The chute tops out at a break in the peak’s southeastern ridge a few hundred feet short of the summit. A cornice has formed here, a twenty-foot cresting wave of snow. I move onto the broken field of talus to the left and pick my way above it, stepping carefully so as not to send rocks rolling down on Cali’s head.

I dump my pack on a flat, rocky shelf that the previous afternoon’s wind has swept free of snow. I turn and stare out at the brightening pastel sky to the east. In another few minutes the yellow orb of the sun will emerge over the low mountains on the other side of the valley. The daylight is already beginning to reveal the forests, meadows, and lakes in between. Although it’s only late May, the land below us is already dry and brown—an omen of what everyone says will be another hot, fire-swept summer.

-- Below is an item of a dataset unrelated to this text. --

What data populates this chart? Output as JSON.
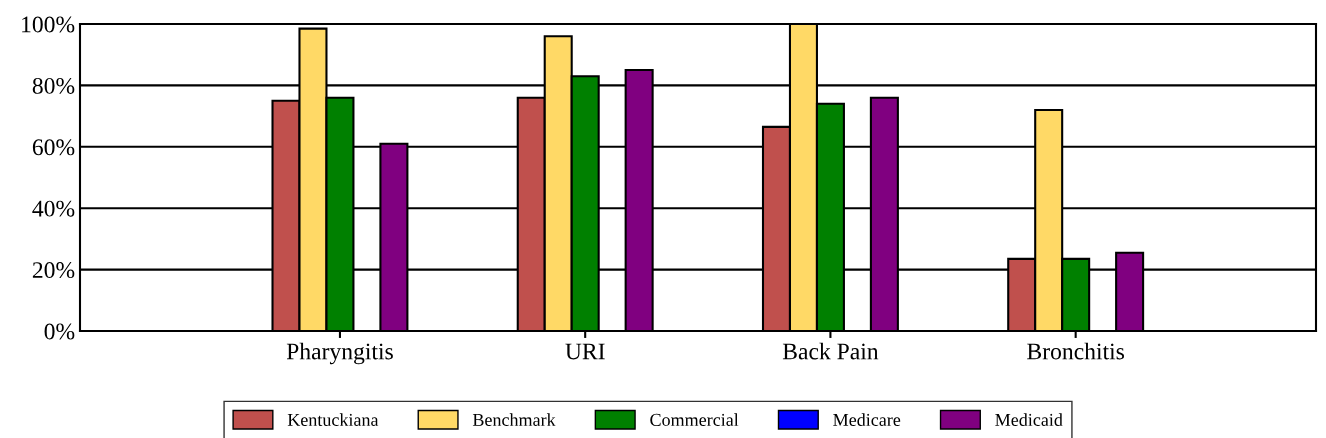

“It’s all going to burn,” Cali confirms as she comes up out of the chute and drops her own pack onto the rocks. The skis clatter against the aluminum avalanche shovel also strapped to the pack. With her hands resting on her knees and breathing hard, she adds, “This is wild. I can’t believe you used to do this for a living.”

“I can’t believe you used to fight forest fires.”

She grins. “You’ve been checking up on me, huh? I guess it’s mutual then.”

Despite the early-morning cold, she’s wearing only a pair of black fleece leggings and a gray polypropylene shirt. Both are skintight and dark with sweat. Straightening up, she pulls a Gore-Tex shell from her pack and puts it on.